After configuring the connection, I recommend that you use the Test Connection… button to test it and hopefully see a positive result. After the connection is working, it’s just a matter of using it in a Dodeca view as you would use any other Essbase connection. You can create view and then do a normal ‘default’ retrieve to get back an ad hoc grid:
By default, the Dodeca HFM Connector conceptualizes your HFM application as having an outline with perfectly unique members. In order to accomplish this, the member names are prefixed with their “dimension short name” to create fully-qualified members. The connector provides several synthetic alias tables that you can use to instead show the member name, member description, or member name and description, as you might be used to seeing in the HFM interface. For example, let’s turn on aliases and use the table with names and descriptions:
Note that basic ad hoc operations are supported: pivot, zoom in, keep only, remove only, and so on. I am calling this “simple” ad hoc as the ad hoc operations aren’t exactly what you might get in Smart View (nor are they meant to be at this time), but they are sufficiently capable of helping design a report for your users in Dodeca, giving you one-stop shopping in Dodeca to create views based on HFM data.
These are exciting times for Dodeca customers, who have been clamoring for HFM support for a long time. Many of our customers are looking to, among other things, build reports and views in Dodeca on top of their HFM data and combine it with data from Essbase, relational databases. There are countless use cases for this connector to streamline existing processes that are very manual right now. I will be posting more information about the connector as it continues to evolve in the future.
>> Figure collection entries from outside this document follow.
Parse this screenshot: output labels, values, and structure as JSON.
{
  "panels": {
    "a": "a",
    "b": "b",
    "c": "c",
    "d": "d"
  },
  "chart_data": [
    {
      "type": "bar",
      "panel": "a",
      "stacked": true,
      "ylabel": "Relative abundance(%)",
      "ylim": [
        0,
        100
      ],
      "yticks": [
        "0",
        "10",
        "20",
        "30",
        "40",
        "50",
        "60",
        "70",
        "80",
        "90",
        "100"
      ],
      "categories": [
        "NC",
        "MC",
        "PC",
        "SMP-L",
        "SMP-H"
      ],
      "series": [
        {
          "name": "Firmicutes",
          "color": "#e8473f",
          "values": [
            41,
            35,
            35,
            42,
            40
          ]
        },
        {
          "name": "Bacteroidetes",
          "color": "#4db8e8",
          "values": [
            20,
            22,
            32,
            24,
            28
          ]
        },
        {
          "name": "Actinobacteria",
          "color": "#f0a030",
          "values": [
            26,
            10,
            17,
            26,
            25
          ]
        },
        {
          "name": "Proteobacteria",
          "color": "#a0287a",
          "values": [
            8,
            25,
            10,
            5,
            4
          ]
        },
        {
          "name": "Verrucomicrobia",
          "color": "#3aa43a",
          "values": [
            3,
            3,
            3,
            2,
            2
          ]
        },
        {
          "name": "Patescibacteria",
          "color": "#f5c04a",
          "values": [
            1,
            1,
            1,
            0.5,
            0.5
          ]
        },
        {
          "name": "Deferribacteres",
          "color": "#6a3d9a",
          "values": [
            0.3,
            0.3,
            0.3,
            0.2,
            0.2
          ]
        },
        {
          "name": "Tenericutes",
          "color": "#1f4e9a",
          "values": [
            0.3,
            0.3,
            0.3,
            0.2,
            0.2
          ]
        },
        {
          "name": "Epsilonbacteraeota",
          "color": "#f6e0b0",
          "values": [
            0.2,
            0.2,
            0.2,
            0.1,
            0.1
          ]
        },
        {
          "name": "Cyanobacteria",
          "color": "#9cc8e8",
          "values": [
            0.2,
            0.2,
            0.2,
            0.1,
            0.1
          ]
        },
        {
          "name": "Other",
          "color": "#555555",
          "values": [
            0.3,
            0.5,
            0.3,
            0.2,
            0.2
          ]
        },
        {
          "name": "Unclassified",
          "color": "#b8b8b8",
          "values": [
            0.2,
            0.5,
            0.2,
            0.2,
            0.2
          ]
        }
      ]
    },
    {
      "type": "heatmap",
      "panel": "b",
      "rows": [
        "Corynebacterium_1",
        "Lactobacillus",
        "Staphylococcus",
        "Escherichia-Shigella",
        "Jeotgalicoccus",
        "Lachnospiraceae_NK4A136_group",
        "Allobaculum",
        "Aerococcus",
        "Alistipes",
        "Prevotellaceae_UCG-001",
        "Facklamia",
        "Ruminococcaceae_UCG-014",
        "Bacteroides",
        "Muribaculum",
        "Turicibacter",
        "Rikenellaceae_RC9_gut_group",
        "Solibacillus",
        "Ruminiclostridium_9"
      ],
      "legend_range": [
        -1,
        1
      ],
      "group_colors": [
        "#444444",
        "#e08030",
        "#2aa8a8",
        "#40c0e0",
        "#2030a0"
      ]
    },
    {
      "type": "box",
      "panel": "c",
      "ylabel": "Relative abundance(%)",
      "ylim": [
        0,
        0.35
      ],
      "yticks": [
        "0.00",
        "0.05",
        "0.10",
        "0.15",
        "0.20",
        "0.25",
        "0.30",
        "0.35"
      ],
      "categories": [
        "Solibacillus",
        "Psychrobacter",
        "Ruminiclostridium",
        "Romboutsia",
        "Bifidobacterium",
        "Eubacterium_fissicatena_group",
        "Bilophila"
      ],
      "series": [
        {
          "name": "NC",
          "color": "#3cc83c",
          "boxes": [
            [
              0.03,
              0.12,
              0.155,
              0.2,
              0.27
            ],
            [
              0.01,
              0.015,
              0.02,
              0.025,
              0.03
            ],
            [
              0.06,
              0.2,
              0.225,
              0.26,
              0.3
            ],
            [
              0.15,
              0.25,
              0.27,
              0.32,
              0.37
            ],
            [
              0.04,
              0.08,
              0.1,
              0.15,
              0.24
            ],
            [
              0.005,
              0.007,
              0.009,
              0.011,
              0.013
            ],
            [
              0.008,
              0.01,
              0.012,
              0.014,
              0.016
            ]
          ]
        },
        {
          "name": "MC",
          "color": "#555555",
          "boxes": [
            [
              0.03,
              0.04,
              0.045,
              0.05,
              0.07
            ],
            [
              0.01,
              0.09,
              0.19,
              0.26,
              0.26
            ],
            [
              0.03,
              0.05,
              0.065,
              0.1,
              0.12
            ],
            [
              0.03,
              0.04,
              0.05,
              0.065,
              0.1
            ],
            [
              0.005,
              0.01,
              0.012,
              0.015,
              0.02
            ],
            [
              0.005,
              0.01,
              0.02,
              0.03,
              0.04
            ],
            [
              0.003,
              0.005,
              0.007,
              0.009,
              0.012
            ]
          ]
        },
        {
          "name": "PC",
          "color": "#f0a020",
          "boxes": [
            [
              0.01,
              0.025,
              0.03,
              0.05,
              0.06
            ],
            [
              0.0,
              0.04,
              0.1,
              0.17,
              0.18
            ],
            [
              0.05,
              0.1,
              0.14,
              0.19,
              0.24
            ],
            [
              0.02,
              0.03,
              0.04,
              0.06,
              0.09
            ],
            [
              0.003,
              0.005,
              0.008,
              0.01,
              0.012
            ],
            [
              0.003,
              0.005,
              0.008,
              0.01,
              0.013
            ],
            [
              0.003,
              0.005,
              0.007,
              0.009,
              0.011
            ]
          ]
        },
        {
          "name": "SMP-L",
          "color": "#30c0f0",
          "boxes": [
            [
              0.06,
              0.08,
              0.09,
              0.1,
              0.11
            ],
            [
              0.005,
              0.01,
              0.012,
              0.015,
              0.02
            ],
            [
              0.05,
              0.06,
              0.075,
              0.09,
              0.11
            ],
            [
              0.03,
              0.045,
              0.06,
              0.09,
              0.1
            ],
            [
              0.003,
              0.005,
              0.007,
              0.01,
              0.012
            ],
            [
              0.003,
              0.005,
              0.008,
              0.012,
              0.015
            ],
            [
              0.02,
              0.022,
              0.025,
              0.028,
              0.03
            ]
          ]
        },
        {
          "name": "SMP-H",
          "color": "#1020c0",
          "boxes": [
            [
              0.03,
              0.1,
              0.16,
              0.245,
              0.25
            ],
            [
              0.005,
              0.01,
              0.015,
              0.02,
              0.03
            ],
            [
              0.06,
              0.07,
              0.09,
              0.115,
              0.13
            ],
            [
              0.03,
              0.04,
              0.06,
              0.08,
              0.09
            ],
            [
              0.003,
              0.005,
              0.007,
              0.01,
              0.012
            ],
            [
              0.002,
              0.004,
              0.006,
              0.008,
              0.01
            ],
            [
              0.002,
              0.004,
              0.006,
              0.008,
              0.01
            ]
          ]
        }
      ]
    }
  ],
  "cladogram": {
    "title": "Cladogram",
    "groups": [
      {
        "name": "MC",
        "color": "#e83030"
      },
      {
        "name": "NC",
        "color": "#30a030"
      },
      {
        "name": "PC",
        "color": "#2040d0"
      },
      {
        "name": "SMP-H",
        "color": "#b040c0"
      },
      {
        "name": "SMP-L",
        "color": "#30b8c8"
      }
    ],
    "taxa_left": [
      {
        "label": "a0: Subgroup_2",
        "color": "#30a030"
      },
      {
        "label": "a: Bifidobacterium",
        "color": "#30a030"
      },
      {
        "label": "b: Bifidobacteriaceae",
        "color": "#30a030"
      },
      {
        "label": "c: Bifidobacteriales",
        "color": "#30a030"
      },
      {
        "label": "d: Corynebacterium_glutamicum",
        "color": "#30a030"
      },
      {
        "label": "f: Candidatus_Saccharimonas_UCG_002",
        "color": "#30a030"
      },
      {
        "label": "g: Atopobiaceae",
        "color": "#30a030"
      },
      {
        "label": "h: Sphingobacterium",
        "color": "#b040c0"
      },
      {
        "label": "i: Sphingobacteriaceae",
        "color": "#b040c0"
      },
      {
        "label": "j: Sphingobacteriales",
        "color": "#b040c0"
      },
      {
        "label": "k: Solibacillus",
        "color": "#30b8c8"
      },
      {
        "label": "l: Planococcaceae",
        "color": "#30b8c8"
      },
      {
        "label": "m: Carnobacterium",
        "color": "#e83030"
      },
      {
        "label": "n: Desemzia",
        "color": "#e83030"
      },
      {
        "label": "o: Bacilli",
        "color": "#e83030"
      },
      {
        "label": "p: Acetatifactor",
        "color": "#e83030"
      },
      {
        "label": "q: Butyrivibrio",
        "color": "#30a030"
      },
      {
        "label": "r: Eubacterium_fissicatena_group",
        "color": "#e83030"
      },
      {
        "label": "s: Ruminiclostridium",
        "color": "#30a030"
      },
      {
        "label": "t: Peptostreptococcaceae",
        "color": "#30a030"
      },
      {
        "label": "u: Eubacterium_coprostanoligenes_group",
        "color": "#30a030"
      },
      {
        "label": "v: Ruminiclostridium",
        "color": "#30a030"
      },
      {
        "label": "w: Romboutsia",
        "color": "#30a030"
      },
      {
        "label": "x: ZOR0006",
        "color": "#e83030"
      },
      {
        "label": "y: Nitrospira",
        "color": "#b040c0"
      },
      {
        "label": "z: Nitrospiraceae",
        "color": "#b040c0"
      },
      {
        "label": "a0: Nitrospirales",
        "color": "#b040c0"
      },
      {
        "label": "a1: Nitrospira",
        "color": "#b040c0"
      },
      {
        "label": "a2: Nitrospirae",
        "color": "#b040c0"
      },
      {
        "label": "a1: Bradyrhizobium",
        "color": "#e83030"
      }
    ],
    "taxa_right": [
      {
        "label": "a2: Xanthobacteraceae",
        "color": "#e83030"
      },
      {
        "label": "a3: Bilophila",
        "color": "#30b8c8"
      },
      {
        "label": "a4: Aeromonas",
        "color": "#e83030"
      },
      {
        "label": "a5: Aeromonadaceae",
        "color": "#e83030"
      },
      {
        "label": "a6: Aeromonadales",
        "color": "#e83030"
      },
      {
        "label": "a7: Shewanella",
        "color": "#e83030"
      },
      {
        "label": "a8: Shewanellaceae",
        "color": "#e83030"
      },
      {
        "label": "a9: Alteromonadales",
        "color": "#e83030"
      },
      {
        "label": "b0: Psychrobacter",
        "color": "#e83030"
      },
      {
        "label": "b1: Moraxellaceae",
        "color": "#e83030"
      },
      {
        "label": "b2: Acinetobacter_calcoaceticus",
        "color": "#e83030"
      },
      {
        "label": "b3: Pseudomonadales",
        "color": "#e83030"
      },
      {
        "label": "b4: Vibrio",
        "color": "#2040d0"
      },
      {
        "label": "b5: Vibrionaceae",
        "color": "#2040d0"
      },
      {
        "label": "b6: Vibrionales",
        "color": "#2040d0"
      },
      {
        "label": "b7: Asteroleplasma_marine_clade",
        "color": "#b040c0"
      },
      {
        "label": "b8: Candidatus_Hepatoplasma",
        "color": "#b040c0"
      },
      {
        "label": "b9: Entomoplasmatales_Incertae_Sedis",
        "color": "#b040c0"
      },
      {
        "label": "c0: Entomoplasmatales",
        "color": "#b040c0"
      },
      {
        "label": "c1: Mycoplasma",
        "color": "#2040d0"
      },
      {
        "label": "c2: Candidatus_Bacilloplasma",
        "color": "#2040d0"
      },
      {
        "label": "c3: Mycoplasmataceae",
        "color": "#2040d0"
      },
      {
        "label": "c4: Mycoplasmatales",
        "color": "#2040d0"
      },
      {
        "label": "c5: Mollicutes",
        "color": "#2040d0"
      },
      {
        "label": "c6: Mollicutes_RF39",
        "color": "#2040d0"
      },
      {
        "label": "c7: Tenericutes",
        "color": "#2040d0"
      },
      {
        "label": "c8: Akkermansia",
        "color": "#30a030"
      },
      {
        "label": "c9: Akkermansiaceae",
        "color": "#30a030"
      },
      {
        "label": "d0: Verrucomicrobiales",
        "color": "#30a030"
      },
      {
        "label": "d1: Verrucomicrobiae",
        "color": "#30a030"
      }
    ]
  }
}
If you would like to test, use, or demo the new HFM connector, please contact Applied OLAP for more information.
Nice move Jason, will the connector operate also with FCCS/FC?
As you know cloud is the path to follow nowadays!
Hi Sébastien, we have a connector coming out soon for PBCS as well. Our current understanding is the the FCCS API is substantially similar to PBCS and that the connector could be adapted to work with it fairly easily. It seems the most likely path forward right now is that a partner would come to us with a FCCS opportunity and we could test the connector with their help. That way we can get real world feedback rather than us setting up our own FCCS system (for now).